Öteden beri içtikleri rakıdan memnun olan klasik rakı tutkunları, bu başdöndürücü rekabeti biraz şaşırarak, biraz "içkimiz yozlaşıyor mu?" diye endişe ederek, biraz da rakının lüks bir içki haline gelecek olmasından tedirgin olarak izliyorlar. Yeniliklere daha açık, rakıyı her akşam olmasa da arada bir keyifle içen daha genç bir kuşak ise rakının renklendiğini, çeşitlenip zenginleştiğini düşünüyor, "Ne mutlu ki seçenekler arttı" diyor.

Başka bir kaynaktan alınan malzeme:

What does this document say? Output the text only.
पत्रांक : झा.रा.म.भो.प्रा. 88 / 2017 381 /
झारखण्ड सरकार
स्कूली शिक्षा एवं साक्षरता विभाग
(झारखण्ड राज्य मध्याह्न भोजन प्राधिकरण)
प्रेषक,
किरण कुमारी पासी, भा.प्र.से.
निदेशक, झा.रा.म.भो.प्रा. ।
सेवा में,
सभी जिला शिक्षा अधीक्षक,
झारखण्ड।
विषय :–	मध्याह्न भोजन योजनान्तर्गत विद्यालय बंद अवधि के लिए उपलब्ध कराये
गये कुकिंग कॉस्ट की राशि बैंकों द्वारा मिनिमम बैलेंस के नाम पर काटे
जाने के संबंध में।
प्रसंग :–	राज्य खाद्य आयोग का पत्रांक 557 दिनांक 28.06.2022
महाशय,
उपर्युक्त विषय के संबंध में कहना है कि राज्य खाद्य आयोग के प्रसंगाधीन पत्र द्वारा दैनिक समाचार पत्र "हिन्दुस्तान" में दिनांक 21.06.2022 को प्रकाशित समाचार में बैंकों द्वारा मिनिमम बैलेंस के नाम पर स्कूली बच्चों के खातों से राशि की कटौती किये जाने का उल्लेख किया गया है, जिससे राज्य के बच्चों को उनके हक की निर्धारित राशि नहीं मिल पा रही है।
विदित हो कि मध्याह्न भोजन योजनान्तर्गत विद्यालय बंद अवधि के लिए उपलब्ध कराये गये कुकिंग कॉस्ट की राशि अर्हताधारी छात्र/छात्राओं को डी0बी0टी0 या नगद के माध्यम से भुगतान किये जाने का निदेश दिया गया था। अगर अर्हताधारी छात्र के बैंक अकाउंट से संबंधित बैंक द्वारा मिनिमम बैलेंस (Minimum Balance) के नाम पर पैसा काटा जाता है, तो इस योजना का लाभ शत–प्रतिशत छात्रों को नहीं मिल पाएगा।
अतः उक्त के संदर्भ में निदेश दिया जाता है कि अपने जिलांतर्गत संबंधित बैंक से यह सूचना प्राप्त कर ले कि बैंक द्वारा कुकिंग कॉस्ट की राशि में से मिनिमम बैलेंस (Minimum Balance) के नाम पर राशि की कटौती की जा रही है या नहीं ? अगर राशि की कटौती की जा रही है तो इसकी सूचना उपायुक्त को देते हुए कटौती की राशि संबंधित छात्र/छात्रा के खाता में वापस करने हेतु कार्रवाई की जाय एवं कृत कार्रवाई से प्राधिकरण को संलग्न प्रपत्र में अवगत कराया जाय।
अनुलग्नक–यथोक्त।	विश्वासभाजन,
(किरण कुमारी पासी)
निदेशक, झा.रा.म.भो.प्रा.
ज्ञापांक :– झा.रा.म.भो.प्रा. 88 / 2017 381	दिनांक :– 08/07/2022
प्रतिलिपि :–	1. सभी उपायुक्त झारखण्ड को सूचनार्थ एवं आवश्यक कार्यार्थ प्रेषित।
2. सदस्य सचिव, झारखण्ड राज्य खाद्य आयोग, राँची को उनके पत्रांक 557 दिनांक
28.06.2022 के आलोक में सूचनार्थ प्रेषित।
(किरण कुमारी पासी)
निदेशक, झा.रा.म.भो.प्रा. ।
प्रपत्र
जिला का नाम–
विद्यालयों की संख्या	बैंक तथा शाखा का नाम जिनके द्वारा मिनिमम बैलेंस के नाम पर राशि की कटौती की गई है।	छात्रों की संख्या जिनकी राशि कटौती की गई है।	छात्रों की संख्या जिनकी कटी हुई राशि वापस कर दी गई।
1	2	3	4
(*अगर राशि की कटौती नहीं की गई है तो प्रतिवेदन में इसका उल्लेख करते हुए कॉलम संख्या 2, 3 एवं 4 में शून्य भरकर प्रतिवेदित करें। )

Türk içki dünyasının çetelesini 30 yıldır tutan, ondan öncesinin de tanığı olan ben ise "Sakin olalım… Bu dinamizm rakıyı gündemde tutacak, onu ‘Z kuşağı'na bile hitap eden canlı bir içki haline getirecek. Rakı, bu sayede nostaljik bir ihtiyar içkisi durumuna düşen Yunanlılar'ın Uzo'ları, Fransızlar'ın Pastis'leri gibi demode bir içki haline gelmeyecek, 21. Yüzyılda da ulusal içkimiz olmayı sürdürecek" diyorum.
Herkesin bir numaralı şikâyeti, uçup giden fiyatlar mı? İçkiyi vergi yoluyla boğmak istemeyen bir başka kadro işbaşına geldiğinde, 20 yılına yaklaşan malûm "parantez" kapandığında, onun da yavaş yavaş normale döneceğini adım gibi biliyorum…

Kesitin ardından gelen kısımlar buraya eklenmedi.